The third question is, "Are you so foolish?" You may see on wayside pulpits at this time of the year the words, "Wise men seek him still." But foolishness here is not just the opposite of wisdom; it implies moral delinquency. It is like the "Thou fool!" of the Sermon on the Mount. No one can help being a couple of teaspoons short of a canteen of cutlery. There is no blame attached to that - we can't all be Einsteins. But the foolishness here is that of disbelieving God and the cleverest people can be guilty of that. Paul has begun the chapter with, "You foolish Galatians!" And so they were.
The fourth question is, "After beginning with the Spirit, are you now trying to attain your goal by human effort?" This is where my marathon illustration comes in. There must be enormous personal pride in winning a marathon but in real life you need to be a Kenyan or an Ethiopian to do it. I heard that the Mayor of Rome was planning to cancel the Rome marathon because it was always won by Africans. When you come to think of it running 26 miles for the sake of personal pride is a pretty futile exercise. Better to take a bus. Imagine taking a trolley bus up one of those steep hills in San Francisco, but deciding to walk the rest of the way. The Galatians were doing worse than that. They were abandoning a method that worked for one that didn't.
Many of my readers will know that I am getting an electric train set for Christmas. If you have ever owned one, you will know that the only way to get the locomotive to move is applying electricity to the wheels. imagine that I do this and get the train to move out of the station, but once it gets started I switch the electricity off and decide to push it round the rest of the tract. You'd think me crazy.
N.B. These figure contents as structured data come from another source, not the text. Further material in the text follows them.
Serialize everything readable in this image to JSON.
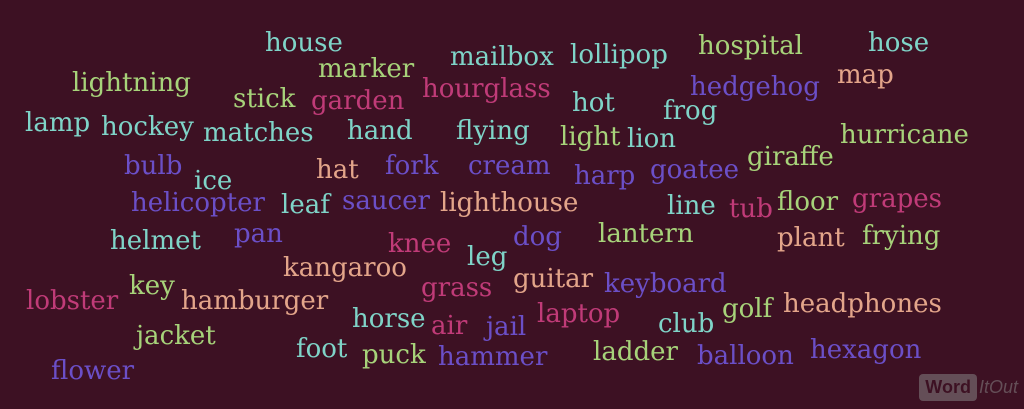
{
  "colors": {
    "background": "#3d1123",
    "teal": "#7fd4c8",
    "green": "#a7d37a",
    "purple": "#6b4fc7",
    "pink": "#c03b78",
    "peach": "#e3a58a"
  },
  "words": [
    {
      "text": "house",
      "color": "teal"
    },
    {
      "text": "marker",
      "color": "green"
    },
    {
      "text": "mailbox",
      "color": "teal"
    },
    {
      "text": "lollipop",
      "color": "teal"
    },
    {
      "text": "hospital",
      "color": "green"
    },
    {
      "text": "hose",
      "color": "teal"
    },
    {
      "text": "lightning",
      "color": "green"
    },
    {
      "text": "hourglass",
      "color": "pink"
    },
    {
      "text": "hedgehog",
      "color": "purple"
    },
    {
      "text": "map",
      "color": "peach"
    },
    {
      "text": "stick",
      "color": "green"
    },
    {
      "text": "garden",
      "color": "pink"
    },
    {
      "text": "hot",
      "color": "teal"
    },
    {
      "text": "frog",
      "color": "teal"
    },
    {
      "text": "lamp",
      "color": "teal"
    },
    {
      "text": "hockey",
      "color": "teal"
    },
    {
      "text": "matches",
      "color": "teal"
    },
    {
      "text": "hand",
      "color": "teal"
    },
    {
      "text": "flying",
      "color": "teal"
    },
    {
      "text": "light",
      "color": "green"
    },
    {
      "text": "lion",
      "color": "teal"
    },
    {
      "text": "hurricane",
      "color": "green"
    },
    {
      "text": "bulb",
      "color": "purple"
    },
    {
      "text": "hat",
      "color": "peach"
    },
    {
      "text": "fork",
      "color": "purple"
    },
    {
      "text": "cream",
      "color": "purple"
    },
    {
      "text": "harp",
      "color": "purple"
    },
    {
      "text": "goatee",
      "color": "purple"
    },
    {
      "text": "giraffe",
      "color": "green"
    },
    {
      "text": "ice",
      "color": "teal"
    },
    {
      "text": "helicopter",
      "color": "purple"
    },
    {
      "text": "leaf",
      "color": "teal"
    },
    {
      "text": "saucer",
      "color": "purple"
    },
    {
      "text": "lighthouse",
      "color": "peach"
    },
    {
      "text": "line",
      "color": "teal"
    },
    {
      "text": "tub",
      "color": "pink"
    },
    {
      "text": "floor",
      "color": "green"
    },
    {
      "text": "grapes",
      "color": "pink"
    },
    {
      "text": "helmet",
      "color": "teal"
    },
    {
      "text": "pan",
      "color": "purple"
    },
    {
      "text": "knee",
      "color": "pink"
    },
    {
      "text": "dog",
      "color": "purple"
    },
    {
      "text": "lantern",
      "color": "green"
    },
    {
      "text": "plant",
      "color": "peach"
    },
    {
      "text": "frying",
      "color": "green"
    },
    {
      "text": "kangaroo",
      "color": "peach"
    },
    {
      "text": "leg",
      "color": "teal"
    },
    {
      "text": "guitar",
      "color": "peach"
    },
    {
      "text": "keyboard",
      "color": "purple"
    },
    {
      "text": "lobster",
      "color": "pink"
    },
    {
      "text": "key",
      "color": "green"
    },
    {
      "text": "hamburger",
      "color": "peach"
    },
    {
      "text": "grass",
      "color": "pink"
    },
    {
      "text": "golf",
      "color": "green"
    },
    {
      "text": "headphones",
      "color": "peach"
    },
    {
      "text": "horse",
      "color": "teal"
    },
    {
      "text": "air",
      "color": "pink"
    },
    {
      "text": "jail",
      "color": "purple"
    },
    {
      "text": "laptop",
      "color": "pink"
    },
    {
      "text": "club",
      "color": "teal"
    },
    {
      "text": "jacket",
      "color": "green"
    },
    {
      "text": "foot",
      "color": "teal"
    },
    {
      "text": "puck",
      "color": "green"
    },
    {
      "text": "hammer",
      "color": "purple"
    },
    {
      "text": "ladder",
      "color": "green"
    },
    {
      "text": "balloon",
      "color": "purple"
    },
    {
      "text": "hexagon",
      "color": "purple"
    },
    {
      "text": "flower",
      "color": "purple"
    }
  ],
  "watermark": {
    "word": "Word",
    "it": "It",
    "out": "Out"
  }
}
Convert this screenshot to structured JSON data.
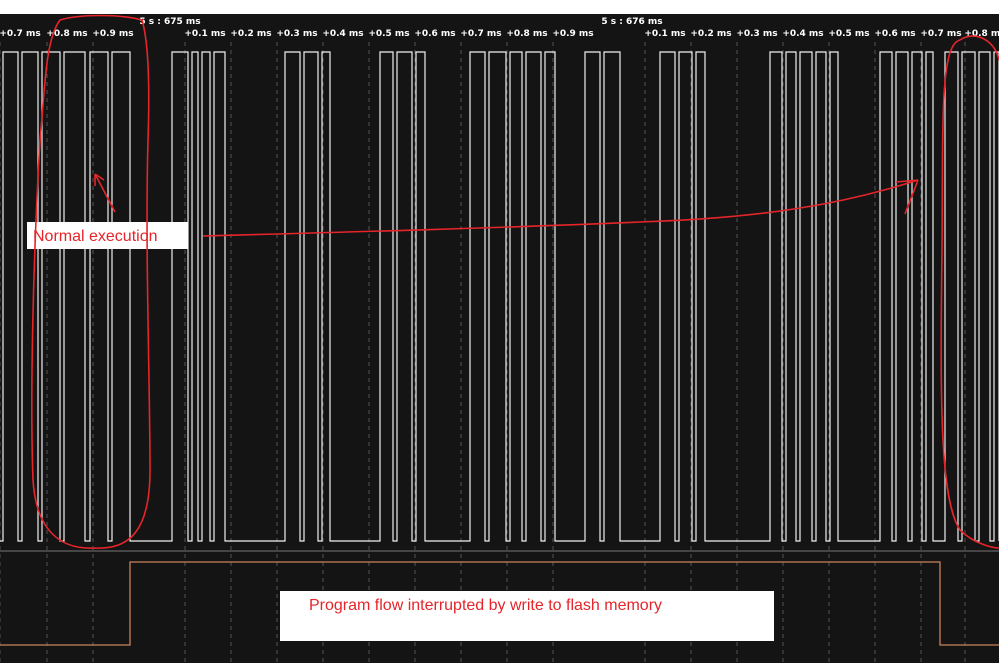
{
  "ruler": {
    "markers": [
      "5 s : 675 ms",
      "5 s : 676 ms"
    ],
    "ticks": [
      "+0.7 ms",
      "+0.8 ms",
      "+0.9 ms",
      "+0.1 ms",
      "+0.2 ms",
      "+0.3 ms",
      "+0.4 ms",
      "+0.5 ms",
      "+0.6 ms",
      "+0.7 ms",
      "+0.8 ms",
      "+0.9 ms",
      "+0.1 ms",
      "+0.2 ms",
      "+0.3 ms",
      "+0.4 ms",
      "+0.5 ms",
      "+0.6 ms",
      "+0.7 ms",
      "+0.8 ms"
    ]
  },
  "annotations": {
    "normal": "Normal execution",
    "flash": "Program flow interrupted by write to flash memory"
  }
}
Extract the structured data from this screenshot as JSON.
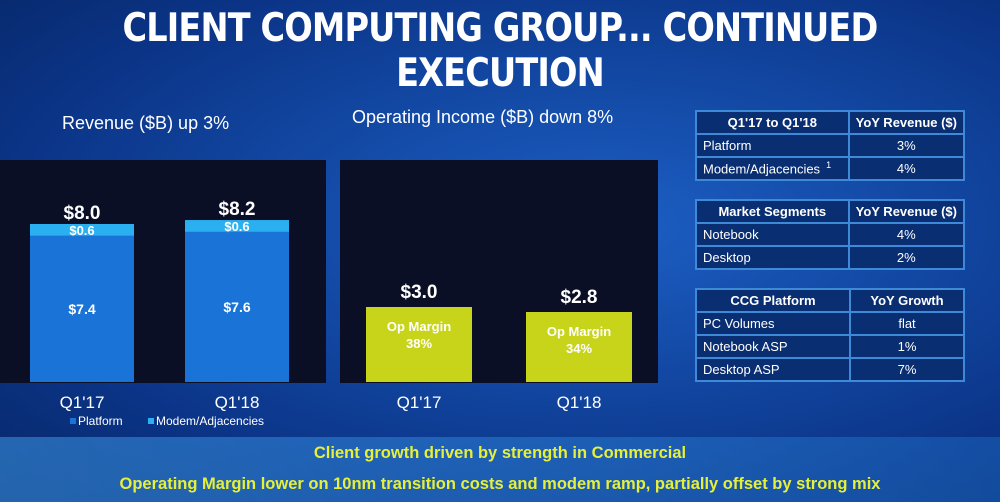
{
  "title": "CLIENT COMPUTING GROUP... CONTINUED EXECUTION",
  "chart_data": [
    {
      "type": "bar",
      "title": "Revenue ($B) up 3%",
      "categories": [
        "Q1'17",
        "Q1'18"
      ],
      "series": [
        {
          "name": "Platform",
          "values": [
            7.4,
            7.6
          ],
          "labels": [
            "$7.4",
            "$7.6"
          ],
          "color": "#1a73d6"
        },
        {
          "name": "Modem/Adjacencies",
          "values": [
            0.6,
            0.6
          ],
          "labels": [
            "$0.6",
            "$0.6"
          ],
          "color": "#2ab0f0"
        }
      ],
      "totals": [
        "$8.0",
        "$8.2"
      ],
      "stacked": true,
      "legend": "bottom"
    },
    {
      "type": "bar",
      "title": "Operating Income ($B) down 8%",
      "categories": [
        "Q1'17",
        "Q1'18"
      ],
      "values": [
        3.0,
        2.8
      ],
      "value_labels": [
        "$3.0",
        "$2.8"
      ],
      "inner_labels": [
        [
          "Op Margin",
          "38%"
        ],
        [
          "Op Margin",
          "34%"
        ]
      ],
      "color": "#c8d41a"
    }
  ],
  "tables": [
    {
      "headers": [
        "Q1'17 to Q1'18",
        "YoY Revenue ($)"
      ],
      "rows": [
        {
          "label": "Platform",
          "sup": "",
          "value": "3%"
        },
        {
          "label": "Modem/Adjacencies",
          "sup": "1",
          "value": "4%"
        }
      ]
    },
    {
      "headers": [
        "Market Segments",
        "YoY Revenue ($)"
      ],
      "rows": [
        {
          "label": "Notebook",
          "value": "4%"
        },
        {
          "label": "Desktop",
          "value": "2%"
        }
      ]
    },
    {
      "headers": [
        "CCG Platform",
        "YoY Growth"
      ],
      "rows": [
        {
          "label": "PC Volumes",
          "value": "flat"
        },
        {
          "label": "Notebook ASP",
          "value": "1%"
        },
        {
          "label": "Desktop ASP",
          "value": "7%"
        }
      ]
    }
  ],
  "banner": {
    "line1": "Client growth driven by strength in Commercial",
    "line2": "Operating Margin lower on 10nm transition costs and modem ramp, partially offset by strong mix"
  }
}
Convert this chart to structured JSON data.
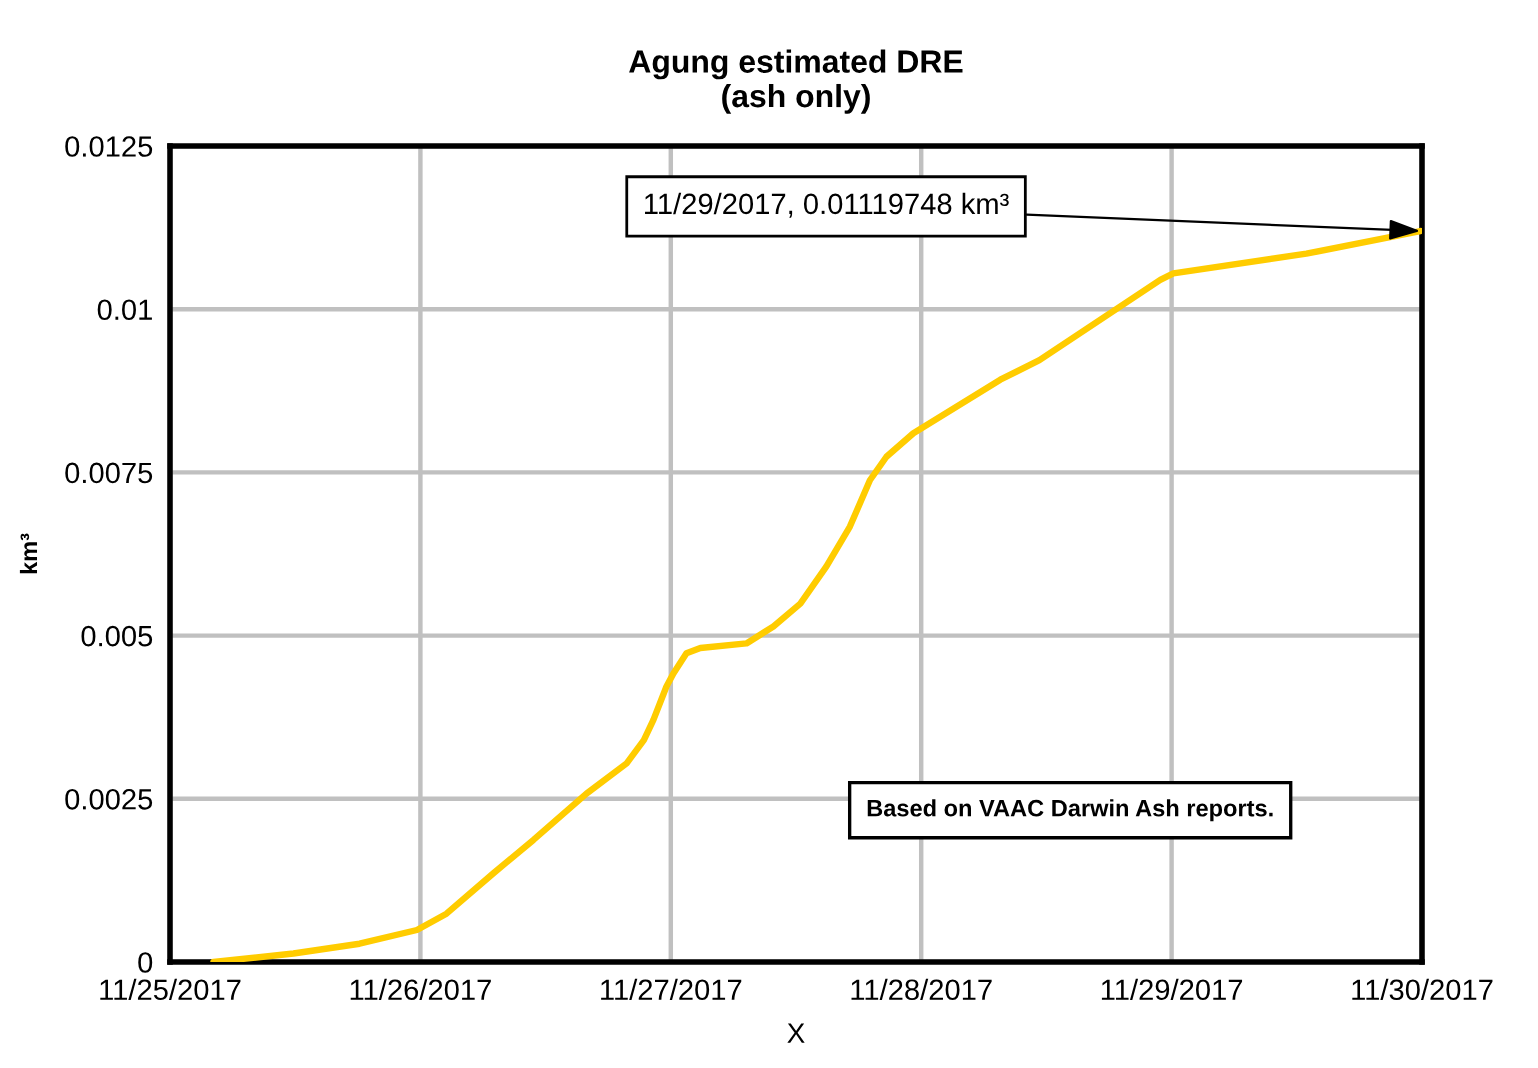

But that's what abandoning the Spirit and going back to the Law is like.
The fifth question is, "Have you suffered so much for nothing?" The word translated 'suffering' doesn't necessarily imply pain; it can just mean 'experienced'. Compare "Suffer little children to come unto me", which only means 'allow'. But this question sums up the the whole passage - after all you have experienced, how can you go back to the old ways?
The sixth and final question is "Does God give you his Spirit and work miracles among you because you observe the Law or because you believe what you heard?" Again, Paul is appealing to their experience. So many Christians want to separate their conversion from their sanctification as these were two different processes. We are saved by the death and resurrection of Jesus Christ. He cancels the guilt and punishment and the power of sin. Not just our past sins, but our present and future sins. Consequent upon our salvation is the gift of the Holy Spirit who takes responsibility for our sanctification. His main role is to draw attention to the Lord Jesus Christ and make him our template. He grows us closer to Jesus. How foolish (in both senses) to abandon what works and go back to what doesn't.
I sometimes hear people complain about listening to the 'simple gospel' every week. They would prefer to hear the preacher draw out some fine doctrinal point from the book of Numbers or Ezekiel. Nonsense! We should never stray too far from the cross. 'Tell me the old, old story' says the hymn. I never tire of hearing of what Jesus did for me. If I had one sermon to hear before I died it would be of how God loved me so much that he sent his son to die for me. Only Jesus. Only Jesus. Only Jesus.